Companies are not abstract entities disconnected from today’s societal challenges. In fact, their long-term performance, resilience, and even survival may depend on their adequate response to environment and social matters.
Unfortunately, path dependency, corporate short-sightedness and shareholder pressure often result in sustainability concerns being poorly integrated in decision-making processes. At director level, a shift towards potentially less profitable activities is always a risky move, one that may even take you off the board.
Defining directors’ duty of care, not only in short-term profit maximisation, but also for sustainability concerns, such as environmental impacts, fair salaries, or gender equality, would in part alleviate this pressure. Given the leading role of directors in defining company strategy and overseeing operations, they should have a duty to integrate sustainability risks and opportunities in the overall commercial plan.
While this redefinition of directors’ duties could change the decision-making processes of companies, a transition cannot happen without a real incentive (or at least no disincentive) to be virtuous. This implies creating a level playing field for companies endeavouring to produce goods and services in a sustainable manner, in a world where global trade thrives on less stringent environmental and social legislations in third countries.
However, cheap products come with hidden costs.
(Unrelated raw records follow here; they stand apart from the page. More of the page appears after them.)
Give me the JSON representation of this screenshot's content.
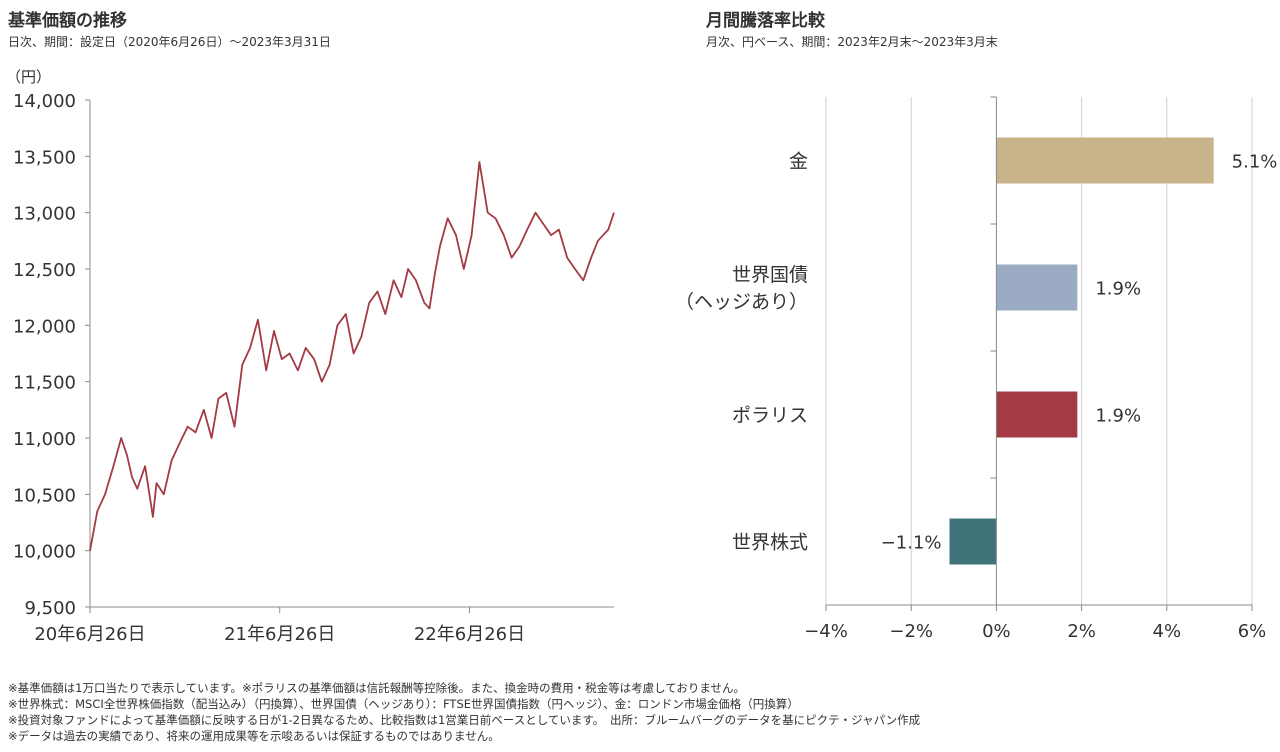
{
  "left_panel": {
    "title": "基準価額の推移",
    "subtitle": "日次、期間：設定日（2020年6月26日）〜2023年3月31日",
    "unit": "（円）"
  },
  "right_panel": {
    "title": "月間騰落率比較",
    "subtitle": "月次、円ベース、期間：2023年2月末〜2023年3月末"
  },
  "notes": [
    "※基準価額は1万口当たりで表示しています。※ポラリスの基準価額は信託報酬等控除後。また、換金時の費用・税金等は考慮しておりません。",
    "※世界株式：MSCI全世界株価指数（配当込み）（円換算）、世界国債（ヘッジあり）：FTSE世界国債指数（円ヘッジ）、金：ロンドン市場金価格（円換算）",
    "※投資対象ファンドによって基準価額に反映する日が1-2日異なるため、比較指数は1営業日前ベースとしています。　出所：ブルームバーグのデータを基にピクテ・ジャパン作成",
    "※データは過去の実績であり、将来の運用成果等を示唆あるいは保証するものではありません。"
  ],
  "chart_data": [
    {
      "type": "line",
      "title": "基準価額の推移",
      "ylabel": "（円）",
      "ylim": [
        9500,
        14000
      ],
      "yticks": [
        9500,
        10000,
        10500,
        11000,
        11500,
        12000,
        12500,
        13000,
        13500,
        14000
      ],
      "ytick_labels": [
        "9,500",
        "10,000",
        "10,500",
        "11,000",
        "11,500",
        "12,000",
        "12,500",
        "13,000",
        "13,500",
        "14,000"
      ],
      "xlim": [
        "2020-06-26",
        "2023-03-31"
      ],
      "xticks": [
        "2020-06-26",
        "2021-06-26",
        "2022-06-26"
      ],
      "xtick_labels": [
        "20年6月26日",
        "21年6月26日",
        "22年6月26日"
      ],
      "grid": false,
      "color": "#a33a44",
      "series": [
        {
          "x": [
            "2020-06-26",
            "2020-07-10",
            "2020-07-25",
            "2020-08-10",
            "2020-08-25",
            "2020-09-05",
            "2020-09-15",
            "2020-09-25",
            "2020-10-10",
            "2020-10-25",
            "2020-11-01",
            "2020-11-15",
            "2020-11-30",
            "2020-12-15",
            "2020-12-31",
            "2021-01-15",
            "2021-01-31",
            "2021-02-15",
            "2021-02-28",
            "2021-03-15",
            "2021-03-31",
            "2021-04-15",
            "2021-04-30",
            "2021-05-15",
            "2021-05-31",
            "2021-06-15",
            "2021-06-30",
            "2021-07-15",
            "2021-07-31",
            "2021-08-15",
            "2021-08-31",
            "2021-09-15",
            "2021-09-30",
            "2021-10-15",
            "2021-10-31",
            "2021-11-15",
            "2021-11-30",
            "2021-12-15",
            "2021-12-31",
            "2022-01-15",
            "2022-01-31",
            "2022-02-15",
            "2022-02-28",
            "2022-03-15",
            "2022-03-31",
            "2022-04-10",
            "2022-04-20",
            "2022-04-30",
            "2022-05-15",
            "2022-05-31",
            "2022-06-15",
            "2022-06-30",
            "2022-07-15",
            "2022-07-31",
            "2022-08-15",
            "2022-08-31",
            "2022-09-15",
            "2022-09-30",
            "2022-10-15",
            "2022-10-31",
            "2022-11-15",
            "2022-11-30",
            "2022-12-15",
            "2022-12-31",
            "2023-01-15",
            "2023-01-31",
            "2023-02-15",
            "2023-02-28",
            "2023-03-10",
            "2023-03-20",
            "2023-03-31"
          ],
          "y": [
            10000,
            10350,
            10500,
            10750,
            11000,
            10850,
            10650,
            10550,
            10750,
            10300,
            10600,
            10500,
            10800,
            10950,
            11100,
            11050,
            11250,
            11000,
            11350,
            11400,
            11100,
            11650,
            11800,
            12050,
            11600,
            11950,
            11700,
            11750,
            11600,
            11800,
            11700,
            11500,
            11650,
            12000,
            12100,
            11750,
            11900,
            12200,
            12300,
            12100,
            12400,
            12250,
            12500,
            12400,
            12200,
            12150,
            12450,
            12700,
            12950,
            12800,
            12500,
            12800,
            13450,
            13000,
            12950,
            12800,
            12600,
            12700,
            12850,
            13000,
            12900,
            12800,
            12850,
            12600,
            12500,
            12400,
            12600,
            12750,
            12800,
            12850,
            13000
          ]
        }
      ]
    },
    {
      "type": "bar",
      "orientation": "horizontal",
      "title": "月間騰落率比較",
      "categories": [
        "金",
        "世界国債（ヘッジあり）",
        "ポラリス",
        "世界株式"
      ],
      "category_label_lines": [
        [
          "金"
        ],
        [
          "世界国債",
          "（ヘッジあり）"
        ],
        [
          "ポラリス"
        ],
        [
          "世界株式"
        ]
      ],
      "values": [
        5.1,
        1.9,
        1.9,
        -1.1
      ],
      "value_labels": [
        "5.1%",
        "1.9%",
        "1.9%",
        "−1.1%"
      ],
      "colors": [
        "#c9b38a",
        "#9aabc3",
        "#a33a44",
        "#3f7379"
      ],
      "xlim": [
        -4,
        6
      ],
      "xticks": [
        -4,
        -2,
        0,
        2,
        4,
        6
      ],
      "xtick_labels": [
        "−4%",
        "−2%",
        "0%",
        "2%",
        "4%",
        "6%"
      ],
      "grid": true
    }
  ]
}
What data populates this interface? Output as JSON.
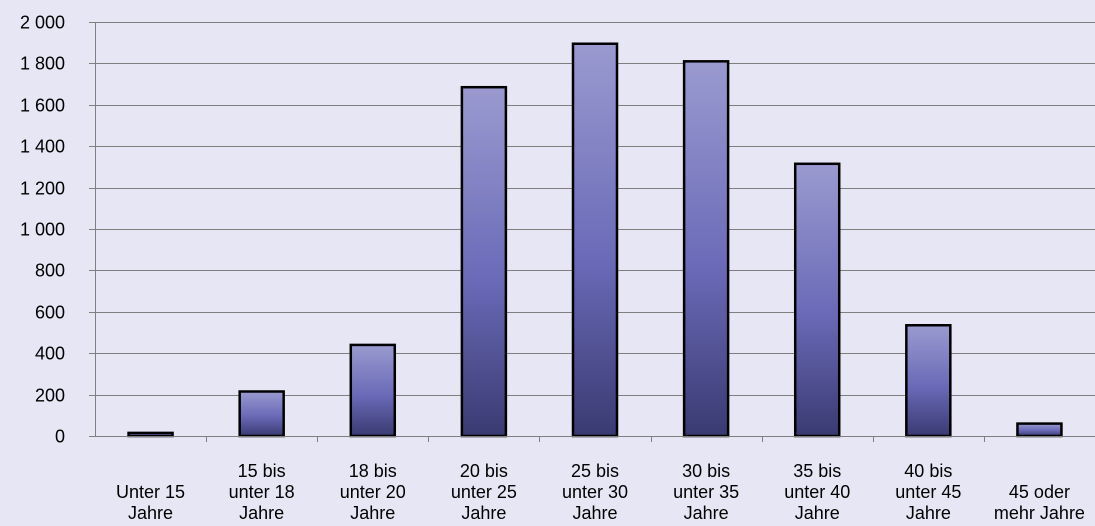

At the same time, we cannot expect EU companies to integrate these costs into their price tags if they are faced with implacable competition. A due diligence mandatory framework would therefore allow virtuous European companies to compete on an equal footing.
This can be achieved by imposing an obligation - on all those operating in the Single Market - to identify vulnerabilities in their supply chains and prevent and mitigate those risks. We Europeans must show our willingness to change the ugly reality of immoral economic operations by using the greatest leverage we have at our disposal: our capacity to impact trade rules through import decisions.
“Unfortunately, path dependency, corporate short-sightedness and shareholder pressure often result in sustainability concerns being poorly integrated in decision-making processes”
I do not believe the tension between long-term challenges and short-term interests can be resolved in one (or two, or three) pieces of legislation. I do know, however, that companies who have an active CSR policy are more resistant to crises, recruit talent easier and have better access to financing. Sustainable corporate governance can prevent organisations from investing in soon-to-be stranded assets, and parliamentarians from brandishing ever more coercive legislations to fight against climate change, deforestation, or human rights abuses.
Sustainable corporate governance is nothing less than shaping a new business model, an EU and sustainable one, with norms that will spin-off to other parts of the world thanks to the weight of the Single Market. It’s time to invent our future.